Sabtu, 30 Maret 2013

UKM Belistra Diklat Di Gunung Pulosari


SORE hari hawa gunung mulai terasa. Sejuk pada punggung tangan, daun telinga dan lubang hidung. Dari jarak yang tidak terlalu jauh tampak Gunung Pulosari terbungkus kabut putih di atasnya. Bagus, seorang kawan yang memboceng saya mematikan mesin motor. “Kita sudah di Mandalawangi, Pandeglang,” ujar Bagus. Bahri kawan lain menghentikan motor di depan kami.

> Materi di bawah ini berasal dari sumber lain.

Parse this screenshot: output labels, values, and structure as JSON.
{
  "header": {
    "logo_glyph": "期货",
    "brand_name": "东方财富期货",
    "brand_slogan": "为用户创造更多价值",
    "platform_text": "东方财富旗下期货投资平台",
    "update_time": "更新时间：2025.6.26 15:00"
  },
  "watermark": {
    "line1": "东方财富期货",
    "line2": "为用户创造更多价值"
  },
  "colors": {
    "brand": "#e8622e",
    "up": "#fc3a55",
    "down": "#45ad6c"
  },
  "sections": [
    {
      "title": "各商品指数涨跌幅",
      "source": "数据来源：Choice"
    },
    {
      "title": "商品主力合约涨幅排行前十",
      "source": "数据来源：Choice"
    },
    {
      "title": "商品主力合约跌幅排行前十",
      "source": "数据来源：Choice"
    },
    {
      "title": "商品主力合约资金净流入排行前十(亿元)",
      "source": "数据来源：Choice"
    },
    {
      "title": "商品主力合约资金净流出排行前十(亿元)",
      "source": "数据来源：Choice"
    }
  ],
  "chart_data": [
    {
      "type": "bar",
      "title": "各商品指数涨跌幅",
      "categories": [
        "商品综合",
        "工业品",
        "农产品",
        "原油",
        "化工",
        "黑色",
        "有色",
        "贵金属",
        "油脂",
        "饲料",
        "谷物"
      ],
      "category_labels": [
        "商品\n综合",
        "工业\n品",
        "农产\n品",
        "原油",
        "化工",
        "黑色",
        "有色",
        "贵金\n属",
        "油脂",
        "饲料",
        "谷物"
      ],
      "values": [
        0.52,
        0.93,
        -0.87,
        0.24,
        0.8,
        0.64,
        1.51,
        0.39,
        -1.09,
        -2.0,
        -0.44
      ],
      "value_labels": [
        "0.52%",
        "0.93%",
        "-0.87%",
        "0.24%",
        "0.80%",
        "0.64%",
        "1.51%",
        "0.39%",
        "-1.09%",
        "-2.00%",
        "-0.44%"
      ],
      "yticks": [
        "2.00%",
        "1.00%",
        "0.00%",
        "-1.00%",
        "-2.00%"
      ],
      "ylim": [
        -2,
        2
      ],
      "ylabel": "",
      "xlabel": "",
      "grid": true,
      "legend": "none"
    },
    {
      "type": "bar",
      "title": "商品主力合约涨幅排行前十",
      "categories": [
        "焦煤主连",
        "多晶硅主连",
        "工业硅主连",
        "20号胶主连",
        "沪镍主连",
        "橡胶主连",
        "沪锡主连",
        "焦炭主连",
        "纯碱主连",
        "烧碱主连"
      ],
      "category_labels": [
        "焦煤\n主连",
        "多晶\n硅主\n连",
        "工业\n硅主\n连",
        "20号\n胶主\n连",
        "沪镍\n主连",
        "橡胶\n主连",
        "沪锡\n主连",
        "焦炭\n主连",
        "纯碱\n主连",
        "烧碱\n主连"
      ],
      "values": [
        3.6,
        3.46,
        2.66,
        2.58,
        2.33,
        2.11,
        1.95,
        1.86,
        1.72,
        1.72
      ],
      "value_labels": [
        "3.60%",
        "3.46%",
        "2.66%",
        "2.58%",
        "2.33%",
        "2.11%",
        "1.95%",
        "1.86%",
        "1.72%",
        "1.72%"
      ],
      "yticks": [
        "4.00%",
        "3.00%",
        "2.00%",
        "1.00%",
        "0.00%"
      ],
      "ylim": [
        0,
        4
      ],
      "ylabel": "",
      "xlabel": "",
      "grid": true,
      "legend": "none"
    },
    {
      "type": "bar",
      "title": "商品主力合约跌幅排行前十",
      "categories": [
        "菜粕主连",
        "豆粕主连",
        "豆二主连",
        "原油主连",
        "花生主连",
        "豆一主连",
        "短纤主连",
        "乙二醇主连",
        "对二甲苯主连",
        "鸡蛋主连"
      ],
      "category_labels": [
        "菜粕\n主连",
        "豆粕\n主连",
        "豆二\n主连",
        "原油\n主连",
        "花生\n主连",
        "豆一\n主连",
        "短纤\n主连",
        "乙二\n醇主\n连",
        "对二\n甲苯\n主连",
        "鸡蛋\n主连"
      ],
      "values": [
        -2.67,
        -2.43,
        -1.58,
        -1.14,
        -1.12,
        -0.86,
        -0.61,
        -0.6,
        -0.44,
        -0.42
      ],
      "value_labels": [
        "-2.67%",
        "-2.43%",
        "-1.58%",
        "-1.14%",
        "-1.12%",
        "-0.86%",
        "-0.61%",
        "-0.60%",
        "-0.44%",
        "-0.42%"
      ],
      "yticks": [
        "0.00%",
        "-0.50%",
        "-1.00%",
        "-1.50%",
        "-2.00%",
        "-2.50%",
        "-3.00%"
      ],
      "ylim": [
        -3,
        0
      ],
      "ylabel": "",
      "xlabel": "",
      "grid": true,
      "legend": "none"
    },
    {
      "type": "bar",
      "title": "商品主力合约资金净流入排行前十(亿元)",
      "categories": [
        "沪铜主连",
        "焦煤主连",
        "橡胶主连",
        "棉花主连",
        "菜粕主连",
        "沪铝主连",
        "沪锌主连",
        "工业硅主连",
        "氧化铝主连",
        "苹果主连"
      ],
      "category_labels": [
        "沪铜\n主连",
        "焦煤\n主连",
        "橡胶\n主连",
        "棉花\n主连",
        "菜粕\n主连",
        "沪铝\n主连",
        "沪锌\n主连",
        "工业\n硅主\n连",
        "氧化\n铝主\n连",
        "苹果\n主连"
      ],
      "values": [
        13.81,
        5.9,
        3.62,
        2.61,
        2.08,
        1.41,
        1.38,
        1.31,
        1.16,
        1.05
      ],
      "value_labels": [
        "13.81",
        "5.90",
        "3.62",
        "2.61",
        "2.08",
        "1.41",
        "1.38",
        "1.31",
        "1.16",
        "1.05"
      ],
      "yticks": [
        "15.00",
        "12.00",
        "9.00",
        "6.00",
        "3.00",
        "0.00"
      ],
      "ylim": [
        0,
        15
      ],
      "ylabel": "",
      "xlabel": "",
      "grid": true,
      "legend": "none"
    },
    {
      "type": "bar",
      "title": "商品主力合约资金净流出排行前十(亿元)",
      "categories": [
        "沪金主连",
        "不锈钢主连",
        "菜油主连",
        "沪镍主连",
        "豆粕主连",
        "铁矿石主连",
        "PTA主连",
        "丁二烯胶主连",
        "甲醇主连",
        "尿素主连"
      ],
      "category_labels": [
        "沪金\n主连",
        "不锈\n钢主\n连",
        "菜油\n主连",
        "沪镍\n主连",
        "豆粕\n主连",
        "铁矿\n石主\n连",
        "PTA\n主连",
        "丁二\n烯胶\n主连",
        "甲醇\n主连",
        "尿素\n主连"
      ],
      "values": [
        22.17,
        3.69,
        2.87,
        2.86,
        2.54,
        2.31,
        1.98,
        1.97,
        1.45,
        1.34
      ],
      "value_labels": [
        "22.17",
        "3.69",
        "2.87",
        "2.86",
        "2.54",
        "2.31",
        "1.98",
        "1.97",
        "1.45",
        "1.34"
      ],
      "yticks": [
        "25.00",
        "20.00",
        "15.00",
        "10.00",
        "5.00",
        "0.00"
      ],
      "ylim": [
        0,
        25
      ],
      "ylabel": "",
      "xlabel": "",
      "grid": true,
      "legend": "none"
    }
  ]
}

Ada dua orang teman yang masih tertinggal di belakang. Ibrohim dan Cevi. Saya hubungi Ibrohim (Boim) melalui ponsel. Menunggu selama kurang lebih sepuluh menit. Takjub dengan pemandangan yang asri, saya ambil beberapa gambar, memotret gunung yang berkabut. Terlihat sunyi namun indah. Sepuluh menit berlalu, Ibrohim dan Cevi datang. Kami pun melanjutkan perjalanan.

Semakin sore, udara gunung semakin terasa dingin. Jalanan lembab seperti baru saja tersiram hujan. Pasar Pari, Labuan, Pandeglang kami lalui. Kumuh dan murung. Beberapa lampu mulai menyala, hari makin beranjak gelap.

Tiba di sebuah pertigaan menuju Gunung Pulosari, Pandeglang, Banten, Bagus berbelok ke kiri. Beberapa rumah di pinggir jalan dengan lampu pijar yang tak terlalu terang. Penggilingan padi yang sudah tutup. Sebuah traktor di samping penggilingan ditutup terpal plastik.

Jalanan berbatu. Licin makin menurun curam. Bagus lebih rutin menarik rem tangan beberapa kali dan membelok tiba-tiba menghindari terjal batu. Bahri yang mengendarai Honda Karisma tanpa lampu harus menyusul kami karena kurang penerangan. Gelap makin pekat. Kami terus menembus jalan kecil berbatu. Kami memasuki  perkampungan tepat di kaki Gunung Pulosari. Setelah sekira satu kilo meter, mata saya kembali menemukan cahaya lampu dari rumah penduduk.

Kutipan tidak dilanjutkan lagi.